Except where durable and deterministic (e.g. an InChI string identifying a chemical structure), you should not embed information that is at the per-entity level (such as name or label). Never embed its type if an entity could change from one type to another, for example if the type depends on the entity’s developmental stage or if the typing nomenclature is not well defined scientifically. If a database name may change, it should not be embedded. These rules of thumb apply especially to [Local Resource Identifiers (LRIs)] but also to the path of the full URIs. Keep in mind that each [Compact URI] prefix must correspond 1:1 with a resolving namespace. If possible, avoid varying URI paths by entity type, authority, etc... as this can be confusing for users."

The submitted manuscript was deposited in Zenodo:

McMurry, Julie et al. (2015). 10 Simple rules for design, provision, and
reuse of persistent identifiers for life science data
doi:10.5281/zenodo.18003 <http://dx.doi.org/10.5281/zenodo.18003>
0
Entering edit mode

Hi Julie, I liked your paper. I am finishing up my own paper and would like to cite yours. Do you have any estimate regarding when it will be published?

1
Entering edit mode

If I were you, I would follow EnsEMBL's design except using fewer digits. Don't forget the versioning bit which you have not mentioned. It is as important.

2
Entering edit mode
7.6 years ago
John 13k

All experiences i've ever have with 'Encoded IDs' have been really really bad. Often an ID just needs to serve 1 purpose - to be a unique identifier for an entity, typically a row in a database, from which to SELECT or JOIN on.
Encoding extra information into a unique ID rarely does you any favours, and if anything just imposes a bunch of restraints on what counts as an  'acceptable' ID. It is the database equivalent of condensing all your columns into a single text string, and in the process removing all constraints, indexing and the ability to modify data. It leads to all sorts of weird behaviours and headaches down the road for both the implementers and the users.

There are circumstances where an ID could have some structure; particularly useful is when the first few letters tell you which database the ID comes from, and the last few characters represent a version number - but beyond that you should really just use a plain, incrementing numbers of varying length to give you the uniqueness, but also as much flexibility down the road as possible. Consider the following:

- Will the format and all valid substrings of an ID be intuitively known to new users, or could it lead to confusion when, for example, Mus stands for muscle and not mouse?

- Once a Unique ID is generated, will any of that encoded data be liable to change? For example, if you encoded lncRNA family into the ID, but new data shows that a certain lncRNA actually belongs to family B not family A, will you change the ID, breaking all existing references to the lncRNA, or will you maintain both the old (incorrect) ID and the new one?

- Is the database implementation that gets data for a given ID so slow or complicated that it saves much time/complexity storing data in the ID itself?

- Will you store all the data captured in the ID in separate columns anyway?

I obviously dont know your circumstances or requirements, so maybe none of this is applicable, but personally I feel the less parsing you make your users do and the more your database does, the happier everyone will be :)

1
Entering edit mode
7.6 years ago

Have a look at LSID : https://en.wikipedia.org/wiki/LSID http://www.ncbi.nlm.nih.gov/pubmed/15153306

The idea has never took off  (people want URL-based identifiers ) but there was plenty of good ideas ( resolving a LSID returns a RDF document... )

1
Entering edit mode

LSID may be good universal identifiers, but it is very bad as accessions.
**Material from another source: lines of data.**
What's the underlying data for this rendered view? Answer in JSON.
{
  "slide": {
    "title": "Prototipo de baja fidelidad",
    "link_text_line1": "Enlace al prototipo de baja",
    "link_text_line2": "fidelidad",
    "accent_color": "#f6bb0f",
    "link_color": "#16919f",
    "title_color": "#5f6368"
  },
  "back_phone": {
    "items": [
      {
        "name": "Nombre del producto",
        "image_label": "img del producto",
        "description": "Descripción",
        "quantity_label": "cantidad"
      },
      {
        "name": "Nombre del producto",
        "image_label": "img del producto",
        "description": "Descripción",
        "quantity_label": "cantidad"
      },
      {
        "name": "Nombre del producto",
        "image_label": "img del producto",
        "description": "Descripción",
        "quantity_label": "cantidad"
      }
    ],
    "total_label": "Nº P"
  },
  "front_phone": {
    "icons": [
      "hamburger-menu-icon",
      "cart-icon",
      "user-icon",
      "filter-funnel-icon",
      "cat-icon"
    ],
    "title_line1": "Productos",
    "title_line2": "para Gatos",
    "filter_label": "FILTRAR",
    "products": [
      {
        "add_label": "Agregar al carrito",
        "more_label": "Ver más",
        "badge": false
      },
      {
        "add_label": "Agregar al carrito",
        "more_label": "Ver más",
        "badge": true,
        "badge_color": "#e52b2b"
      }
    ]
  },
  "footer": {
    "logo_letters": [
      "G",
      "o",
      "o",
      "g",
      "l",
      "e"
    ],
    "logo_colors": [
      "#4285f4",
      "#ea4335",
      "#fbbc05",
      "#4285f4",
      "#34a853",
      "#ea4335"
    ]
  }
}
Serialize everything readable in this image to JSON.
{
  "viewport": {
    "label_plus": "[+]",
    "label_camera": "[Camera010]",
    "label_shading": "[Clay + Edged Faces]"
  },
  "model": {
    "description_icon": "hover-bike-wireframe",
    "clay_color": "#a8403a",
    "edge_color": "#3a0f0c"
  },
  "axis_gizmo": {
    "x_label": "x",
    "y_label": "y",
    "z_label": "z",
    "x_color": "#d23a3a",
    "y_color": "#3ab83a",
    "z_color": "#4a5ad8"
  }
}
Accession needs to be short to display (e.g. in a browser) and informative for human to read and even occasionally to remember.

1
Entering edit mode
7.6 years ago

I would shy away from including meaning in the ID (see TCGA for examples of well-thought-out accessions that did not stand the test of time).  Instead, focus on each ID having a clear, one-to-one, and immutable correspondence with what it represents.  Inherent in the concept of IDs is the need to develop a versioning scheme as well as a retirement strategy (what to do with IDs that need to be removed or replaced).